American by birth, educated in the US and Europe, a British citizen at his death, and immersed in not only the American but also the English and European worlds of arts and letters, Henry James is a curiously unassimilable presence in the various traditions – American, Victorian, novelistic, critical, aestheticist, modernist, and queer – to which he both does and does not belong. His early masterpiece
The Portrait of a Lady
(1881) initiates a career that culminates in the three great novels of the turn of the century:
The Ambassadors
(1903),
The Wings of the Dove
(1902), and
The Golden Bowl
(1909). One of the greatest novelists in English, he is, like Johnson, Dryden, and Coleridge, the rare writer who is perhaps equally important for his critical writings: essays such as “The Art of Fiction” and “The Future of the Novel”; a vast range of critical writings on French, English, American, and other writers; and, most importantly, the prefaces to
The New York Edition
form an influential body of literary criticism.
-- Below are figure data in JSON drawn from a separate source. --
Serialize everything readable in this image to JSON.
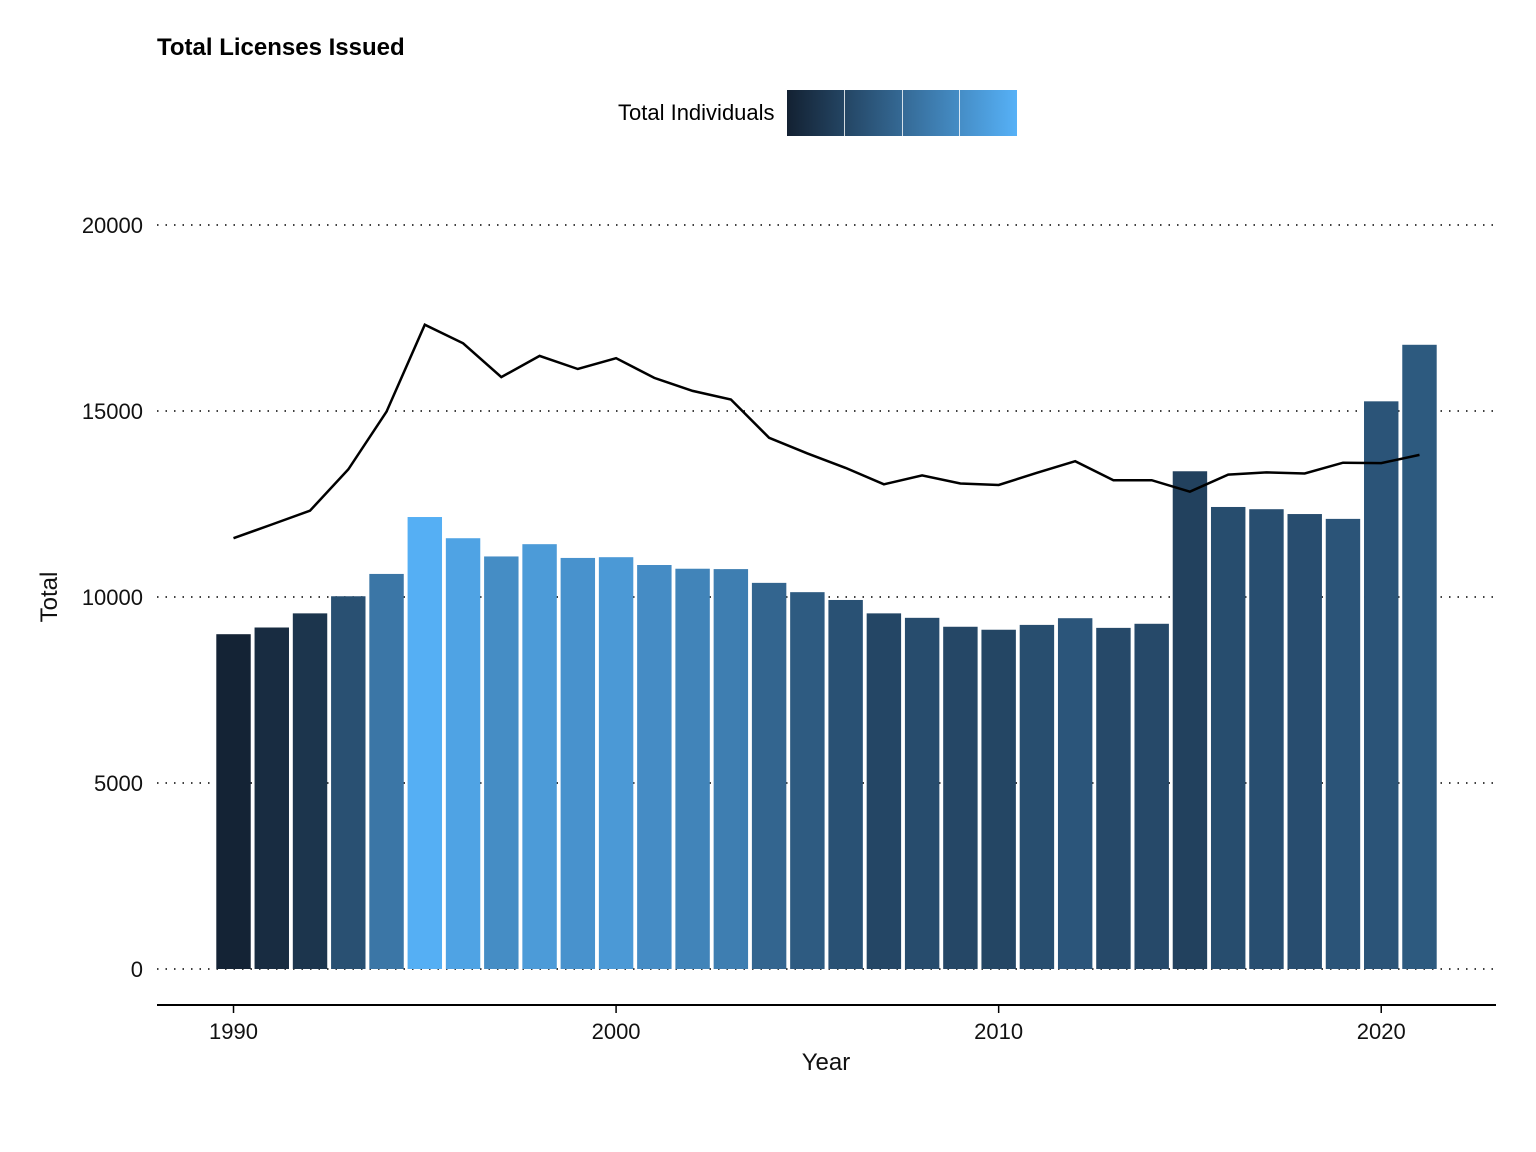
{
  "chart_data": {
    "type": "bar",
    "title": "Total Licenses Issued",
    "xlabel": "Year",
    "ylabel": "Total",
    "xlim": [
      1988,
      2023
    ],
    "ylim": [
      0,
      20000
    ],
    "x_ticks": [
      1990,
      2000,
      2010,
      2020
    ],
    "y_ticks": [
      0,
      5000,
      10000,
      15000,
      20000
    ],
    "grid": "horizontal dotted",
    "legend": {
      "title": "Total Individuals",
      "placement": "top",
      "gradient": [
        "#132132",
        "#56B1F7"
      ],
      "range": [
        11500,
        17400
      ]
    },
    "x": [
      1990,
      1991,
      1992,
      1993,
      1994,
      1995,
      1996,
      1997,
      1998,
      1999,
      2000,
      2001,
      2002,
      2003,
      2004,
      2005,
      2006,
      2007,
      2008,
      2009,
      2010,
      2011,
      2012,
      2013,
      2014,
      2015,
      2016,
      2017,
      2018,
      2019,
      2020,
      2021
    ],
    "series": [
      {
        "type": "bar",
        "values": [
          9000,
          9180,
          9560,
          10020,
          10620,
          12150,
          11580,
          11090,
          11420,
          11050,
          11070,
          10860,
          10760,
          10750,
          10380,
          10130,
          9920,
          9560,
          9440,
          9200,
          9120,
          9250,
          9430,
          9170,
          9280,
          13380,
          12420,
          12360,
          12230,
          12100,
          15260,
          16780
        ],
        "fill_values": [
          11580,
          11950,
          12320,
          13430,
          14980,
          17320,
          16820,
          15910,
          16480,
          16130,
          16420,
          15890,
          15540,
          15310,
          14280,
          13860,
          13470,
          13030,
          13270,
          13050,
          13010,
          13340,
          13650,
          13140,
          13140,
          12830,
          13290,
          13350,
          13320,
          13610,
          13600,
          13820
        ]
      },
      {
        "type": "line",
        "values": [
          11580,
          11950,
          12320,
          13430,
          14980,
          17320,
          16820,
          15910,
          16480,
          16130,
          16420,
          15890,
          15540,
          15310,
          14280,
          13860,
          13470,
          13030,
          13270,
          13050,
          13010,
          13340,
          13650,
          13140,
          13140,
          12830,
          13290,
          13350,
          13320,
          13610,
          13600,
          13820
        ]
      }
    ]
  }
}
He is also one of the masters of the short story and novella (he wrote nearly 100 short stories), and his late (quasi‐)autobiographical texts –
A Small Boy and Others
(1913),
Notes of a Son and Brother
(1914), and
The Middle Years
(1917) (left unfinished at his death, and named after one of his own short stories) – are among the most important instances of the genre in English. In their stylistic and formal complexity, as in some of their central concerns, they look forward to Proust, whose
Recherche
offers one of the few analogous literary experiences. James was also a prolific letter writer, and only a fraction of his more than 10,000 extant letters have been published (though publication is underway). Living most of his life as an expatriate, a late tour of America produced the extraordinary
American Scene
(1907), an unclassifiable work of cultural criticism that offers one of the most fascinating accounts of turn‐ofthe‐century American culture, manners, and architecture.